Dessa posição de uma certa marginalidade, Orson Welles trabalha num espaço de tensão pelo incômodo, afirmando: "O maior perigo para um artista é encontrar-se numa posição confortável: é seu dever encontrar-se no ponto máximo de desconforto, procurar esse ponto".

Essa mesma posição é compartilhada por Tarkovski, para quem a honestidade e a autenticidade em relação à sua própria criação supõem não fazer concessões ao público, ao mercado ou à indústria cinematográfica. Nesse sentido, podemos ler a obra de Tarkovski como uma afirmação de um certo cinema — que, na falta de uma palavra mais precisa, ele chamou de "poético"- singular, que busca a especificidade da linguagem cinematográfica. Mas, de um certo modo, poderíamos ler sua postura como uma defesa da obra de arte contra tudo o que possa desviá-la de seu caráter artístico. À sua maneira, o cineasta russo está buscando uma definição de arte, uma pesquisa dentro do campo estético.
Se retomarmos algumas formulações do teórico russo Mikhail Bakhtin, veremos que elas parecem balizar, de certo modo, o pensamento de Tarkovski, embora o cineasta não faça referência ao teórico.
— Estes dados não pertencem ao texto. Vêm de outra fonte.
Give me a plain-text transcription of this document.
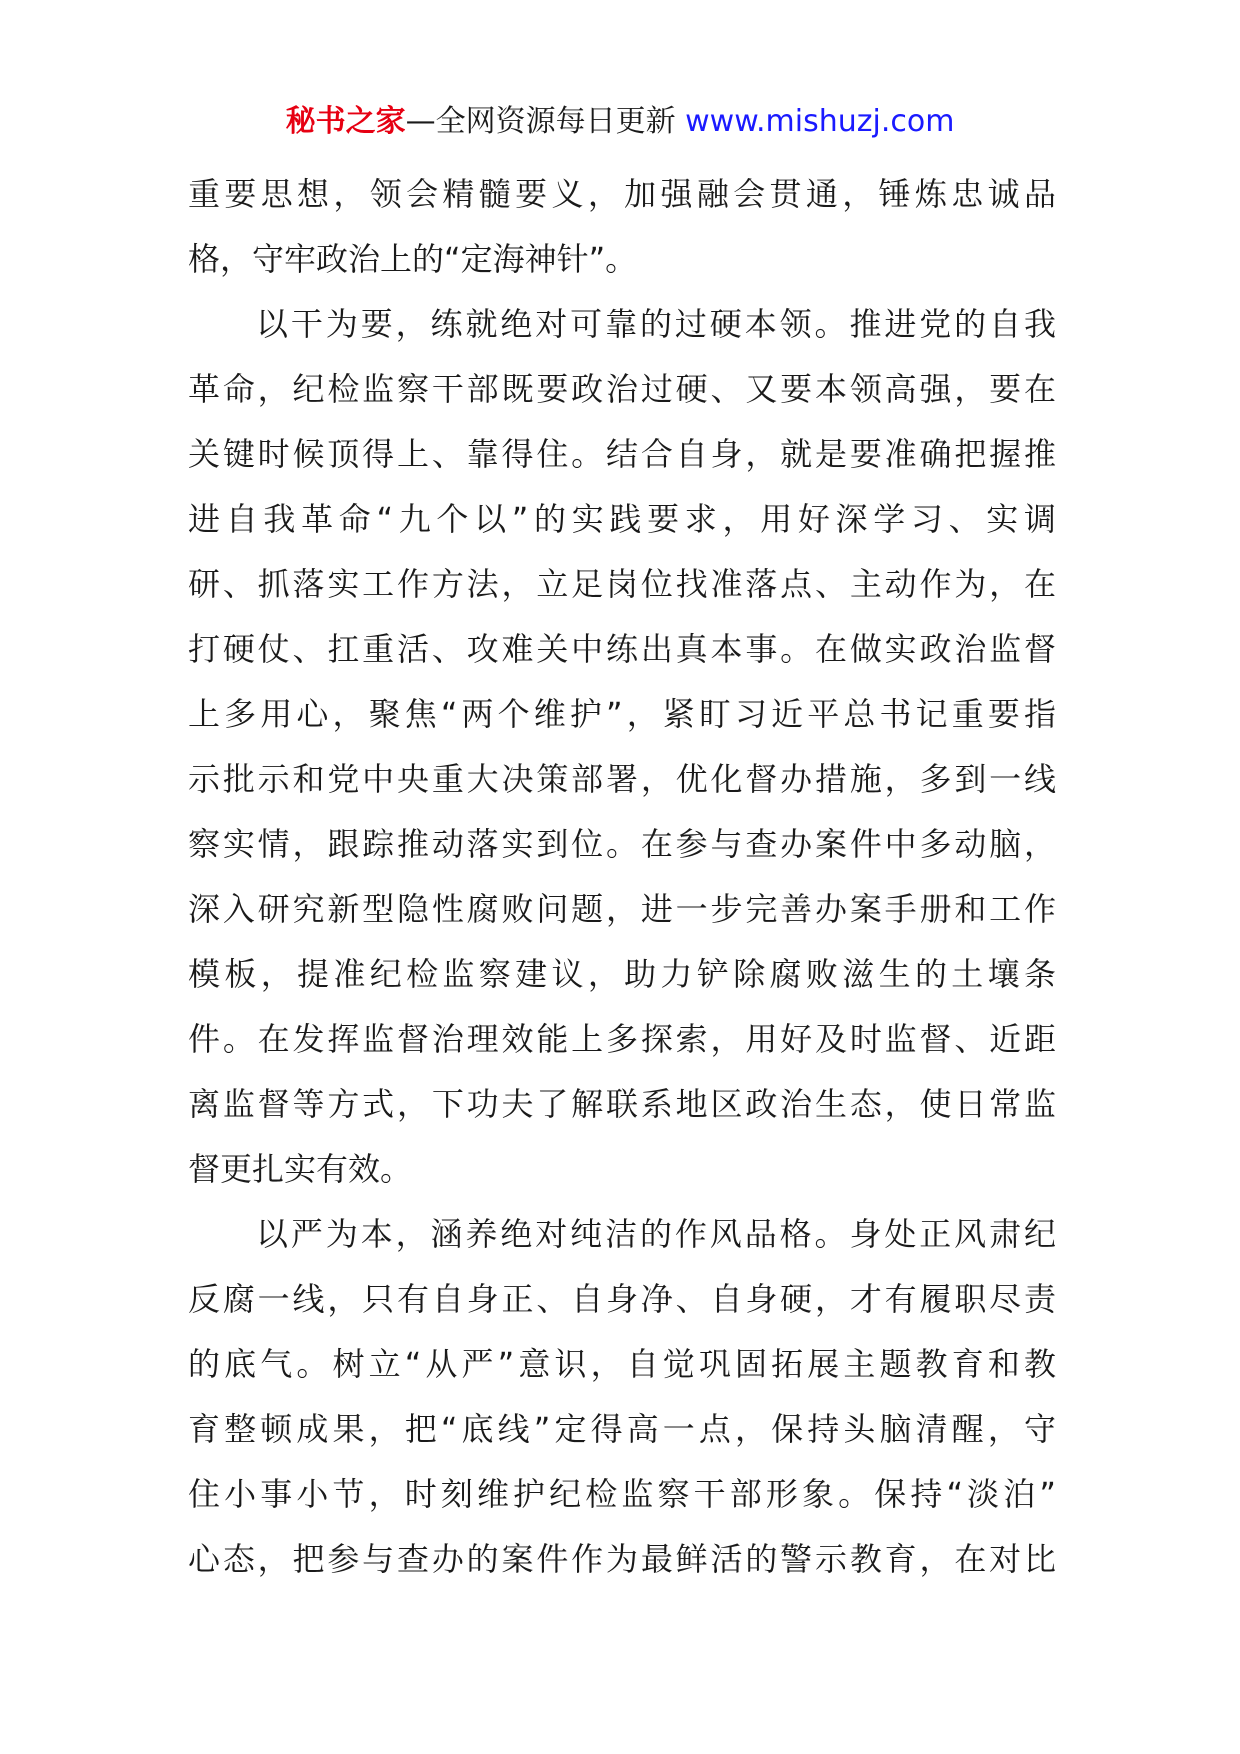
秘书之家—全网资源每日更新 www.mishuzj.com
重要思想，领会精髓要义，加强融会贯通，锤炼忠诚品
格，守牢政治上的“定海神针”。
以干为要，练就绝对可靠的过硬本领。推进党的自我
革命，纪检监察干部既要政治过硬、又要本领高强，要在
关键时候顶得上、靠得住。结合自身，就是要准确把握推
进自我革命“九个以”的实践要求，用好深学习、实调
研、抓落实工作方法，立足岗位找准落点、主动作为，在
打硬仗、扛重活、攻难关中练出真本事。在做实政治监督
上多用心，聚焦“两个维护”，紧盯习近平总书记重要指
示批示和党中央重大决策部署，优化督办措施，多到一线
察实情，跟踪推动落实到位。在参与查办案件中多动脑，
深入研究新型隐性腐败问题，进一步完善办案手册和工作
模板，提准纪检监察建议，助力铲除腐败滋生的土壤条
件。在发挥监督治理效能上多探索，用好及时监督、近距
离监督等方式，下功夫了解联系地区政治生态，使日常监
督更扎实有效。
以严为本，涵养绝对纯洁的作风品格。身处正风肃纪
反腐一线，只有自身正、自身净、自身硬，才有履职尽责
的底气。树立“从严”意识，自觉巩固拓展主题教育和教
育整顿成果，把“底线”定得高一点，保持头脑清醒，守
住小事小节，时刻维护纪检监察干部形象。保持“淡泊”
心态，把参与查办的案件作为最鲜活的警示教育，在对比
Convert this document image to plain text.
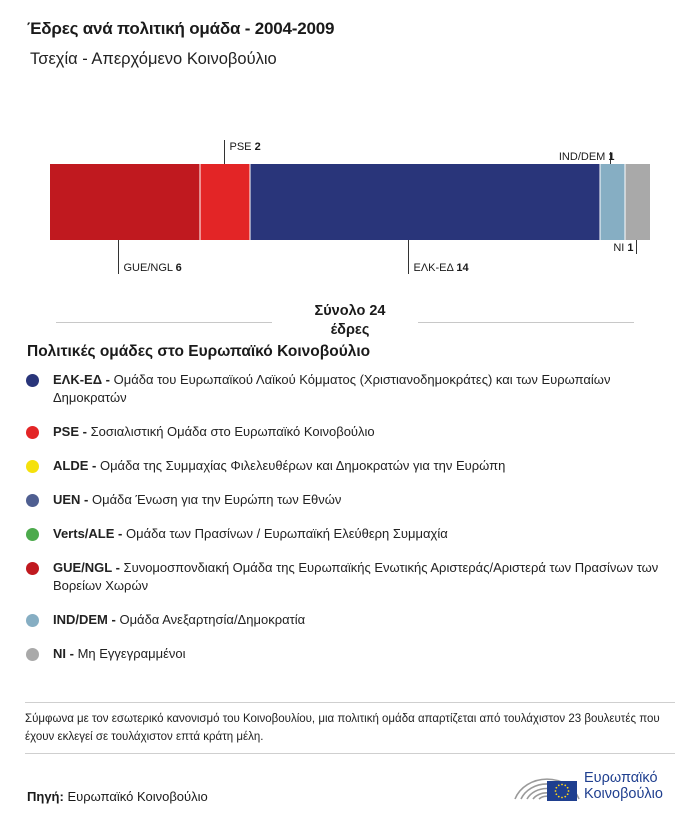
Έδρες ανά πολιτική ομάδα - 2004-2009
Τσεχία - Απερχόμενο Κοινοβούλιο
GUE/NGL 6
PSE 2
ΕΛΚ-ΕΔ 14
IND/DEM 1
NI 1
Σύνολο 24
έδρες
Πολιτικές ομάδες στο Ευρωπαϊκό Κοινοβούλιο
ΕΛΚ-ΕΔ - Ομάδα του Ευρωπαϊκού Λαϊκού Κόμματος (Χριστιανοδημοκράτες) και των Ευρωπαίων Δημοκρατών
PSE - Σοσιαλιστική Ομάδα στο Ευρωπαϊκό Κοινοβούλιο
ALDE - Ομάδα της Συμμαχίας Φιλελευθέρων και Δημοκρατών για την Ευρώπη
UEN - Ομάδα Ένωση για την Ευρώπη των Εθνών
Verts/ALE - Ομάδα των Πρασίνων / Ευρωπαϊκή Ελεύθερη Συμμαχία
GUE/NGL - Συνομοσπονδιακή Ομάδα της Ευρωπαϊκής Ενωτικής Αριστεράς/Αριστερά των Πρασίνων των Βορείων Χωρών
IND/DEM - Ομάδα Ανεξαρτησία/Δημοκρατία
NI - Μη Εγγεγραμμένοι
Σύμφωνα με τον εσωτερικό κανονισμό του Κοινοβουλίου, μια πολιτική ομάδα απαρτίζεται από τουλάχιστον 23 βουλευτές που έχουν εκλεγεί σε τουλάχιστον επτά κράτη μέλη.
Πηγή: Ευρωπαϊκό Κοινοβούλιο
Ευρωπαϊκό
Κοινοβούλιο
Na obra Questões de literatura e de estética , Bakhtin está preocupado em definir a especificidade da obra literária como obra de arte e, portanto, em repensar a metodologia de análise das obras. Uma das questões levantadas por Bakhtin é exatamente a da forma da obra e a excessiva preocupação teórica em definir a obra de arte a partir de um formalismo extremo, o que Bakhtin chamou de "supervalorização do aspecto material". Para ele, a "estética material", na esteira de uma visão que pensa a obra como algo puramente "estético" a partir de sua estrutura formal, não dá conta de explicar a complexidade do trabalho artístico.

Escreve Bakhtin:
A estética material não é capaz de fundamentar a forma artística.
A posição fundamental da estética material, no que concerne à forma, suscita uma série de dúvidas e, no conjunto, parece inconvincente.
A forma, compreendida como forma do material somente na sua definição científica, matemática ou lingüística, transforma-se de um certo modo na sua ordenação exterior, isenta de momento axiológico. O que permanece totalmente incompreensível é a tensão emocional e volitiva da forma, a sua capacidade inerente de exprimir uma relação axiológica qualquer, do autor e do espectador, com algo além do material, pois esta relação emocional e volitiva, expressa pelo tamanho — pelo ritmo, pela harmonia, pela simetria e por outros elementos formais — tem um caráter por demais tenso, por demais ativo para que se possa interpretá-lo como restrita ao material.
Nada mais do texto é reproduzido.